At the Case Management Conference, the judge may order the case referred to judicial arbitration. The court will set a subsequent CMC date and it may set a trial date, if appropriate. The parties will typically select their arbitrator from a list provided by the court as soon as the $150 fee is received. Refer to Local Rule 13 and Appendix 4 for details of the court's policies.
In our county, the lawyers and/or the parties (if they do not have a lawyer) must go to the arbitration hearing. If you do not go, the arbitration can take place without you being there and you may have to pay a fine.
If all parties reject arbitration, they can ask the court at the CMC, in its discretion, not to order arbitration. At the CMC the case will be set for trial and it may be referred to an early mandatory settlement conference if no other form of ADR is elected. The court encourages mediation as an alternative to arbitration. (See also, the ADR Program Information and the Case Management Conference links in the left margin banner for additional information.)
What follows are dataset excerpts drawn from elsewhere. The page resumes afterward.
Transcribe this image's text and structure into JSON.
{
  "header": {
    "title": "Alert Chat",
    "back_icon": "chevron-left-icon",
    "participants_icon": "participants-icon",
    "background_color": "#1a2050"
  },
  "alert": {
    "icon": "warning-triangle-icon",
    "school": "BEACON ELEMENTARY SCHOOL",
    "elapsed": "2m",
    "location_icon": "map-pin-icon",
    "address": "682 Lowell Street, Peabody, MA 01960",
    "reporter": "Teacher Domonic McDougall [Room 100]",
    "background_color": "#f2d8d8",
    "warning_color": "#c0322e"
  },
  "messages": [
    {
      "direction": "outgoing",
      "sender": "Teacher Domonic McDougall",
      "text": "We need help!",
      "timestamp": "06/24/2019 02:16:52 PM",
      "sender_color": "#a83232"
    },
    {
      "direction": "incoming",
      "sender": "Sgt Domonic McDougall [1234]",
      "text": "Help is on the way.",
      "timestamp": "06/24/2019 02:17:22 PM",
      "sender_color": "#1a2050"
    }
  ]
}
If the parties want to switch from judicial arbitration to mediation, they need to complete a Stipulation and Order to Use ADR form, check the appropriate box, and complete and file it with the court clerk's office.
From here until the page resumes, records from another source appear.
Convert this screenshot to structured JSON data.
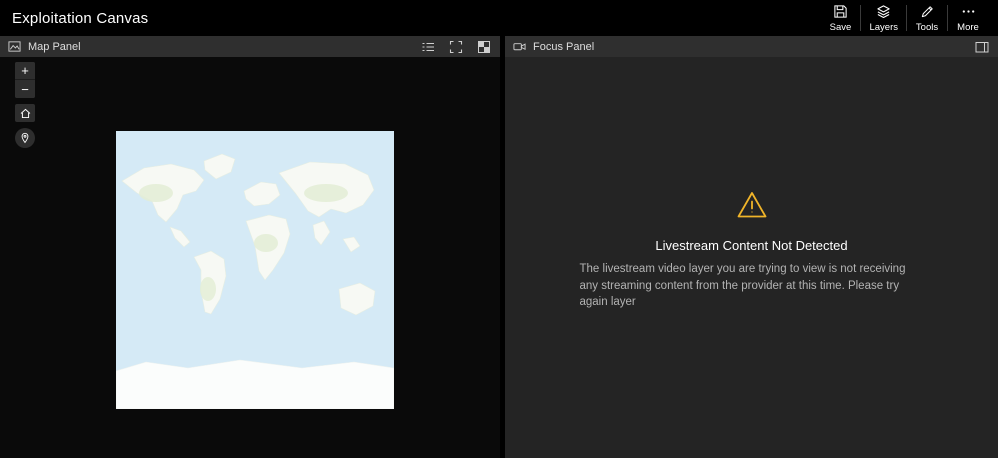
{
  "app": {
    "title": "Exploitation Canvas"
  },
  "topbar": {
    "actions": [
      {
        "label": "Save",
        "icon": "save-icon"
      },
      {
        "label": "Layers",
        "icon": "layers-icon"
      },
      {
        "label": "Tools",
        "icon": "tools-icon"
      },
      {
        "label": "More",
        "icon": "more-icon"
      }
    ]
  },
  "map_panel": {
    "title": "Map Panel",
    "header_icon": "map-icon",
    "header_tools": [
      {
        "icon": "legend-list-icon"
      },
      {
        "icon": "expand-icon"
      },
      {
        "icon": "basemap-grid-icon"
      }
    ],
    "toolbar": {
      "zoom_in_label": "+",
      "zoom_out_label": "−",
      "home_icon": "home-icon",
      "locate_icon": "location-pin-icon"
    }
  },
  "focus_panel": {
    "title": "Focus Panel",
    "header_icon": "video-camera-icon",
    "header_tool_icon": "panel-toggle-icon",
    "alert": {
      "icon": "warning-triangle-icon",
      "heading": "Livestream Content Not Detected",
      "body": "The livestream video layer you are trying to view is not receiving any streaming content from the provider at this time. Please try again layer"
    }
  },
  "colors": {
    "warning": "#f0b429",
    "topbar_bg": "#000000",
    "panel_header_bg": "#2f2f2f",
    "map_bg": "#0a0a0a",
    "focus_bg": "#242424",
    "ocean": "#d5eaf6"
  }
}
Each side must finish gathering evidence from the other party (called discovery) at least 15 days before the judicial arbitration hearing unless a request to extend discovery is ordered by the court.
Unless a court orders otherwise, the judicial arbitration must take place within 90 days after the arbitrator is assigned. If you want to postpone your hearing, you must ask the court for permission. To do this, download the Ex Parte Motion and Stipulation for Continuance of Judicial Arbitration Hearing form available in the Forms link.
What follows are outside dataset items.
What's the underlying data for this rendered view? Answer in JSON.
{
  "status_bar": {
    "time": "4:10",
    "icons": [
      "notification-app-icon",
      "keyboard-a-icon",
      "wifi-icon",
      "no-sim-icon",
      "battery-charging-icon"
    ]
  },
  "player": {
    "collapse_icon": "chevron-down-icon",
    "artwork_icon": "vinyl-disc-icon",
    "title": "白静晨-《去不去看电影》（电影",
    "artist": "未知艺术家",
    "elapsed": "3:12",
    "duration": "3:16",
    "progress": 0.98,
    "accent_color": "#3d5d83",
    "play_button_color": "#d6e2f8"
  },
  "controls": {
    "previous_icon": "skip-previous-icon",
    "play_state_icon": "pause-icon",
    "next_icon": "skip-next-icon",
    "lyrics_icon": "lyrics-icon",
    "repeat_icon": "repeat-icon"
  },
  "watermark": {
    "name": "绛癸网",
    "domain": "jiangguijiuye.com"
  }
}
If you settle before the hearing, you must notify the arbitrator and the ADR Administrator immediately. You must do this at least 2 days before your hearing date and the plaintiff must file a Notice of Settlement (use Judicial Council form).
If there is only one defendant in the case and that defendant files for bankruptcy, the case is put on hold ("stayed"). The hearing cannot take place until the bankruptcy case is decided. If there is more than one defendant, sometimes the case will go forward with the participation of the remaining defendants.
What does the arbitrator do?
The arbitrator sends both parties a Notice with the date of the hearing and identifying himself as arbitrator for your case. The arbitrator has a specific timeframe to hold the hearing and make a decision. The arbitrator will decide the case based on the law, facts and evidence presented by each side. The decision is called an Arbitration Award.
Organize your arguments, identify and organize evidence and testimony that support your arguments. The arbitrator will usually ask for an Arbitration brief to be filed at least 5 days before the hearing. Your brief should contain:
Remember: You must follow California Rules of Court applicable to Judicial Arbitration, CRC 3.817- 3.826.